Third, it fails to recognize that homeowners have legitimately relied on zoning to protect the character of their distinct homogenous single-family neighborhoods. We should give those neighborhoods, as opposed to the broad single-family zone, as city planner Nolan Gray suggested, the option of keeping their existing zoning as a time-limited deed restriction (with the exception that Accessory Dwelling Units should be allowed as-of-right). The interstitial space between neighborhoods in the single-family zone will allow ample opportunity to build lower-cost housing that still respects the character of the community. Plus, in areas of older housing stock, homeowners will welcome the extra value redevelopment opportunities present.
Fourth, it is implemented using arbitrary definitions and thresholds. 8-30g only considers housing that is deed-restricted or publicly owned as “affordable housing”, ignoring market-rate housing that is naturally affordable. This flawed definition of affordable housing makes meeting the 10% exemption threshold a virtual impossibility for most municipalities. It is not surprising that after 30 years of 8-30g there are fewer exempt communities now than in 1989 when the law was adopted. No question, 8-30g has led to the construction of affordable housing that would not have been built otherwise, but the lack of progress in a key metric indicates a flawed policy that needs to be reformed.

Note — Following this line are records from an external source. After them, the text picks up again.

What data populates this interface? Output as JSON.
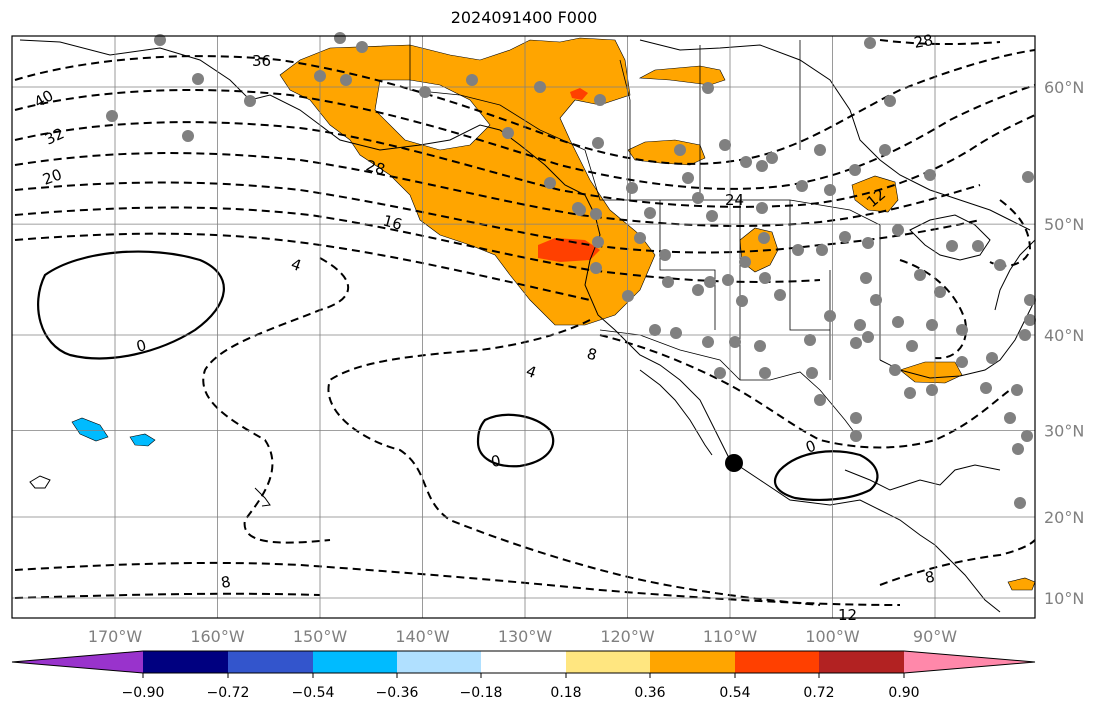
{
  "title": "2024091400 F000",
  "map": {
    "lon_range": [
      -180,
      -80
    ],
    "lat_range": [
      8,
      65
    ],
    "lat_labels": [
      "60°N",
      "50°N",
      "40°N",
      "30°N",
      "20°N",
      "10°N"
    ],
    "lon_labels": [
      "170°W",
      "160°W",
      "150°W",
      "140°W",
      "130°W",
      "120°W",
      "110°W",
      "100°W",
      "90°W"
    ],
    "contour_labels": [
      "36",
      "40",
      "32",
      "20",
      "28",
      "16",
      "24",
      "4",
      "0",
      "8",
      "4",
      "0",
      "0",
      "8",
      "12",
      "12",
      "8",
      "28"
    ],
    "marker": {
      "lon": -109,
      "lat": 23
    }
  },
  "colorbar": {
    "labels": [
      "−0.90",
      "−0.72",
      "−0.54",
      "−0.36",
      "−0.18",
      "0.18",
      "0.36",
      "0.54",
      "0.72",
      "0.90"
    ],
    "colors": [
      "#9933cc",
      "#000080",
      "#3355cc",
      "#00bbff",
      "#b0e0ff",
      "#ffffff",
      "#ffe680",
      "#ffa500",
      "#ff4000",
      "#b22222",
      "#ff88aa"
    ]
  }
}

Fifth, it is completely untethered to any fundamental design principles. This is unacceptable. It has become clear that developers have lost all restraint, judging from the recently proposed massive five-story, 102 unit, 8-30g project situated in a single-family neighborhood at 751 Weed Street in New Canaan. The Rubicon has been crossed; developers will no longer make any concession to character, scale, or beauty. We don’t have to accept this; we know how to build beautiful places. There is no reason every new development or redevelopment project in our cities, towns, and villages shouldn’t be capable of inspiring “joy, love, and wonder,” instead of vitriol.
The state needs to adopt one simple principle; it should grant the presumption of validity to new lower-cost, market-rate housing, that is built in accordance with objective, locally appropriate design principles. There should be no requirement to provide below-market-units. I believe this principle would best be implemented by Form-Based Codes (FBC). The Council of Governments are in the best position to develop FBC templates for the different neighborhood typologies found regionally. These templates would then be adapted and implemented locally. The state should offer a compromise to exempt any municipality from the current 8-30g law that implements pro-housing FBC. The state will also need to provide technical and financial assistance to help with community engagement, planning and code implementation, and infrastructure.
Now is the time to unleash the swarm of small builders (who are essentially excluded from the current 8-30g law), working from a pattern book of timeless design principles, to build beautiful places and the lower-cost housing we need. Over time many older units will filter down and become naturally affordable. No question this will be a gradual, incremental, and iterative process, but it is the most equitable way forward, instead of just enabling big developers to exploit the current 8-30g law and operate at will.
Affordable housing is a critical issue and there are truths and errors on both sides of the debate. Unfortunately, we are talking past one another trying to reach what I believe is a common goal, that access to adequate housing is both a moral and economic imperative.